Scot Alexander Breithaupt, a man who is considered the “Godfather of BMX,” was found dead in a vacant lot in Indio, California, on Saturday. The cause of his death is undetermined by authorities at this time.
Scot Breithaupt helped transform BMX bike racing from a backyard game into a world-class international sport, winning several international competitions. After Scot retired from competing, he founded SE Racing, which created several novel bike frame designs. Breithaupt also started LM Productions, and produced racing and extreme-sport shows for networks like ESPN and Fox, according to USA Today.
Sergeant Dan Marshall of the Indio police confirmed it was Scot Breithaupt’s body, and that it was the same man associated with the sport, reports the Desert Sun.
“We believe that is the same person — that he is a founder of BMX. That is the same guy,” Marshall told reporters. Marshall continued that Breithaupt had been dead for an undetermined amount of time, and authorities were investigating the time and cause of death.

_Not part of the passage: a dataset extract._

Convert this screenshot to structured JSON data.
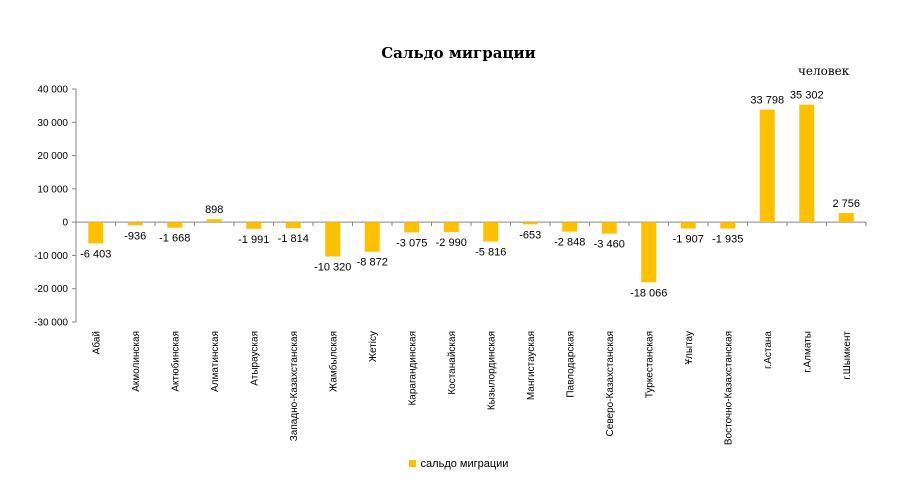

Scot Breithaupt was one of the first racers in what was then called motocross in the 1970s, and Breithaupt took the sport from an unknown game to international success. Scot went on to become one of the first famous faces of the sport, reports USA Today.
“Scot was one of the key figures in making [the industry] become what it is today. He would say he was the key figure, because that was the kind of guy he was,” said Craig Barrette, spokesman for USA BMX, according to USA Today. “He was involved in every aspect.” When the Hall of Fame learned about Scot Breithaupt’s death, they released a statement.
“As one of the sport’s first track operators and founder of SE Bikes — and so many other contributions to the sport of BMX, this is a huge loss… He was a founding track operator, a star racer since he was a teenager in Long Beach, a creator of a major bicycling company and major… promoter.”
After learning about Scot Breithaupt’s death, his friends and fans sent an outpouring of emotions over social media. One of the sports largest stars, Jamie Bestwick, a 13-time X Games BMX gold medalist, posted on Twitter and Facebook about Breithaupt.
“Sad to read about the passing of one of the all-time greats,” Bestwick wrote. “Scot Breithaupt thank you for your amazing contributions and dedication to BMX.” Another member of the Hall of Fame, Mike King, wrote on Twitter that it’s a “very sad day in the BMX world,” reports USA Today.
A shrine to Scot Breithaupt stands in the sport’s Hall of Fame, and his loss is felt throughout the industry.